Authentication

How to authenticate with the Zero Trust Analytics API

Overview

The Zero Trust Analytics API uses JWT (JSON Web Tokens) for authentication. You’ll need to obtain a token by logging in, then include it in subsequent requests.

Getting a Token

Login Endpoint

POST /api/auth/login

Request Body:

{
  "email": "you@example.com",
  "password": "your-password"
}

Response:

{
  "token": "eyJhbGciOiJIUzI1NiIsInR5cCI6IkpXVCJ9...",
  "user": {
    "id": "user_abc123",
    "email": "you@example.com"
  }
}

Example

curl -X POST https://ztas.io/api/auth/login \
  -H "Content-Type: application/json" \
  -d '{"email": "you@example.com", "password": "your-password"}'

Using the Token

Include the JWT token in the Authorization header for all API requests:

Authorization: Bearer YOUR_JWT_TOKEN

Example

curl https://ztas.io/api/stats?siteId=site_abc123&period=7d \
  -H "Authorization: Bearer eyJhbGciOiJIUzI1NiIsInR5cCI6IkpXVCJ9..."

Token Expiration

Tokens expire after 7 days. When your token expires, you’ll receive a 401 Unauthorized response. Simply log in again to get a new token.

Forgot Password

If a user forgets their password, use the password reset flow to securely reset it.

Step 1: Request Password Reset

POST /api/auth/forgot

Request Body:

{
  "email": "you@example.com"
}

Response:

{
  "success": true,
  "message": "If an account with that email exists, we sent a password reset link."
}

Security Note: This endpoint always returns success, even if the email doesn’t exist.
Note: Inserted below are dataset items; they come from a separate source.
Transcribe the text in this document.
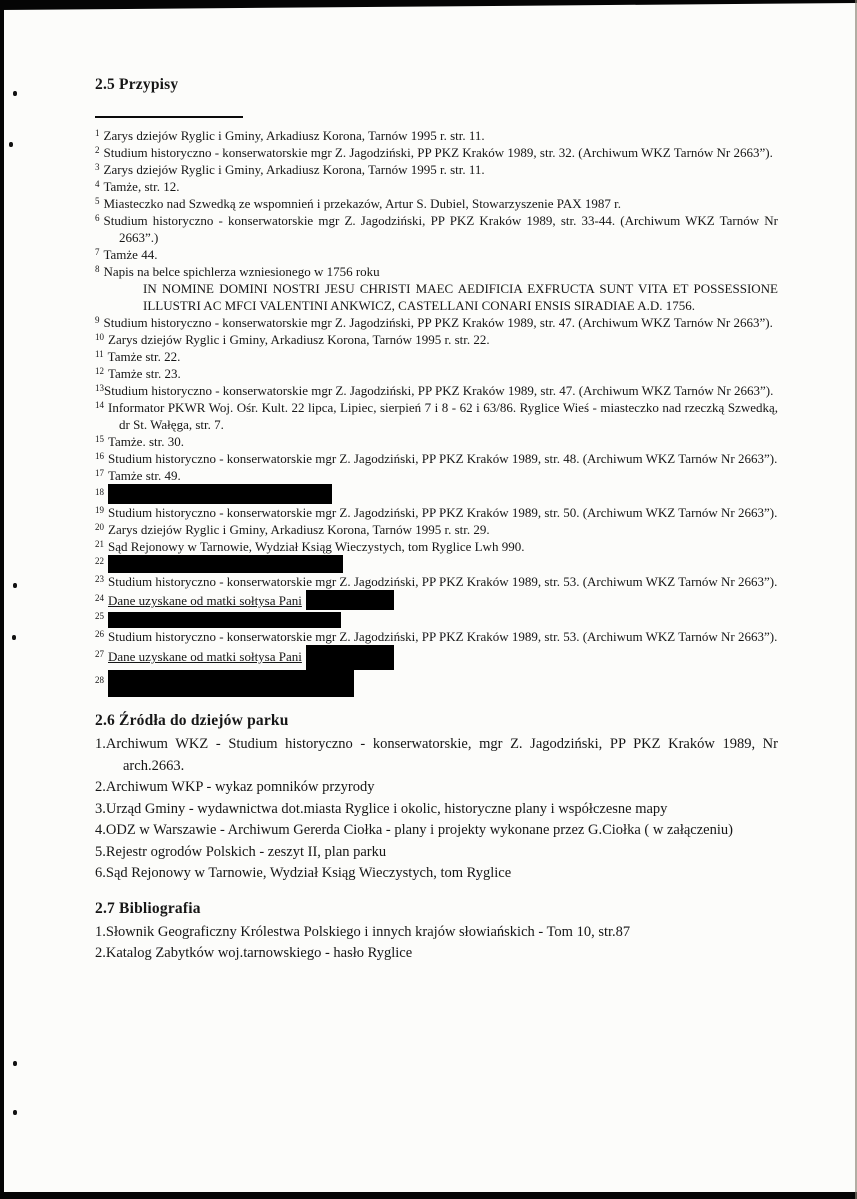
2.5 Przypisy
$^1$ Zarys dziejów Ryglic i Gminy, Arkadiusz Korona, Tarnów 1995 r. str. 11.
$^2$ Studium historyczno - konserwatorskie mgr Z. Jagodziński, PP PKZ Kraków 1989, str. 32. (Archiwum WKZ Tarnów Nr 2663”).
$^3$ Zarys dziejów Ryglic i Gminy, Arkadiusz Korona, Tarnów 1995 r. str. 11.
$^4$ Tamże, str. 12.
$^5$ Miasteczko nad Szwedką ze wspomnień i przekazów, Artur S. Dubiel, Stowarzyszenie PAX 1987 r.
$^6$ Studium historyczno - konserwatorskie mgr Z. Jagodziński, PP PKZ Kraków 1989, str. 33-44. (Archiwum WKZ Tarnów Nr 2663”.)
$^7$ Tamże 44.
$^8$ Napis na belce spichlerza wzniesionego w 1756 roku
IN NOMINE DOMINI NOSTRI JESU CHRISTI MAEC AEDIFICIA EXFRUCTA SUNT VITA ET POSSESSIONE ILLUSTRI AC MFCI VALENTINI ANKWICZ, CASTELLANI CONARI ENSIS SIRADIAE A.D. 1756.
$^9$ Studium historyczno - konserwatorskie mgr Z. Jagodziński, PP PKZ Kraków 1989, str. 47. (Archiwum WKZ Tarnów Nr 2663”).
$^{10}$ Zarys dziejów Ryglic i Gminy, Arkadiusz Korona, Tarnów 1995 r. str. 22.
$^{11}$ Tamże str. 22.
$^{12}$ Tamże str. 23.
$^{13}$Studium historyczno - konserwatorskie mgr Z. Jagodziński, PP PKZ Kraków 1989, str. 47. (Archiwum WKZ Tarnów Nr 2663”).
$^{14}$ Informator PKWR Woj. Ośr. Kult. 22 lipca, Lipiec, sierpień 7 i 8 - 62 i 63/86. Ryglice Wieś - miasteczko nad rzeczką Szwedką, dr St. Wałęga, str. 7.
$^{15}$ Tamże. str. 30.
$^{16}$ Studium historyczno - konserwatorskie mgr Z. Jagodziński, PP PKZ Kraków 1989, str. 48. (Archiwum WKZ Tarnów Nr 2663”).
$^{17}$ Tamże str. 49.
$^{18}$
$^{19}$ Studium historyczno - konserwatorskie mgr Z. Jagodziński, PP PKZ Kraków 1989, str. 50. (Archiwum WKZ Tarnów Nr 2663”).
$^{20}$ Zarys dziejów Ryglic i Gminy, Arkadiusz Korona, Tarnów 1995 r. str. 29.
$^{21}$ Sąd Rejonowy w Tarnowie, Wydział Ksiąg Wieczystych, tom Ryglice Lwh 990.
$^{22}$
$^{23}$ Studium historyczno - konserwatorskie mgr Z. Jagodziński, PP PKZ Kraków 1989, str. 53. (Archiwum WKZ Tarnów Nr 2663”).
$^{24}$ Dane uzyskane od matki sołtysa Pani
$^{25}$
$^{26}$ Studium historyczno - konserwatorskie mgr Z. Jagodziński, PP PKZ Kraków 1989, str. 53. (Archiwum WKZ Tarnów Nr 2663”).
$^{27}$ Dane uzyskane od matki sołtysa Pani
$^{28}$
2.6 Źródła do dziejów parku
1.Archiwum WKZ - Studium historyczno - konserwatorskie, mgr Z. Jagodziński, PP PKZ Kraków 1989, Nr arch.2663.
2.Archiwum WKP - wykaz pomników przyrody
3.Urząd Gminy - wydawnictwa dot.miasta Ryglice i okolic, historyczne plany i współczesne mapy
4.ODZ w Warszawie - Archiwum Gererda Ciołka - plany i projekty wykonane przez G.Ciołka ( w załączeniu)
5.Rejestr ogrodów Polskich - zeszyt II, plan parku
6.Sąd Rejonowy w Tarnowie, Wydział Ksiąg Wieczystych, tom Ryglice
2.7 Bibliografia
1.Słownik Geograficzny Królestwa Polskiego i innych krajów słowiańskich - Tom 10, str.87
2.Katalog Zabytków woj.tarnowskiego - hasło Ryglice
This prevents attackers from enumerating valid email addresses.

Example:

curl -X POST https://ztas.io/api/auth/forgot \
  -H "Content-Type: application/json" \
  -d '{"email": "you@example.com"}'

Step 2: Verify Reset Token (Optional)

Before showing the password reset form, you can verify the token is valid:

GET /api/auth/verify-reset-token?token=YOUR_RESET_TOKEN

Success Response:

{
  "valid": true,
  "expiresAt": "2025-01-15T12:00:00.000Z"
}

Error Response (invalid/expired token):

{
  "valid": false,
  "error": "Invalid or expired reset link"
}

Example:

curl "https://ztas.io/api/auth/verify-reset-token?token=abc123def456..."

Step 3: Reset Password

POST /api/auth/reset

Request Body:

{
  "token": "abc123def456...",
  "password": "new-secure-password"
}

Success Response:

{
  "success": true,
  "message": "Password has been reset successfully"
}

Error Responses:

{
  "error": "Token and password are required"
}
{
  "error": "Password must be at least 8 characters"
}
{
  "error": "Invalid or expired reset link"
}

Example:

curl -X POST https://ztas.io/api/auth/reset \
  -H "Content-Type: application/json" \
  -d '{"token": "abc123def456...", "password": "new-secure-password"}'

Password Reset Flow Diagram

User clicks "Forgot Password"
         │
         ▼
POST /api/auth/forgot (email)
         │
         ▼
User receives email with reset link
         │
         ▼
User clicks link → /reset/?token=xxx
         │
         ▼
GET /api/auth/verify-reset-token (validate)
         │
         ▼
User enters new password
         │
         ▼
POST /api/auth/reset (token + new password)
         │
         ▼
Success! User can now log in

Security Features

  • One-time tokens: Reset tokens can only be used once
  • Token expiration: Tokens expire after a set time period
  • Rate limiting: Prevent brute-force attempts
  • No email enumeration: Always returns success regardless of email existence

Error Responses

401 Unauthorized

{
  "error": "Invalid or expired token"
}

The token is missing, invalid, or expired. Log in again to get a new token.

403 Forbidden

{
  "error": "Access denied"
}

You don’t have permission to access this resource (e.g., trying to access another user’s site).

Best Practices

  1. Store tokens securely - Never expose tokens in client-side code or URLs
  2. Use HTTPS - Always make API requests over HTTPS
  3. Handle expiration - Implement token refresh logic in your application
  4. Limit scope - Only request data for sites you own

Rate Limits

API requests are limited to:

  • 100 requests per minute per user
  • 1000 requests per hour per user

Exceeding these limits returns a 429 Too Many Requests response.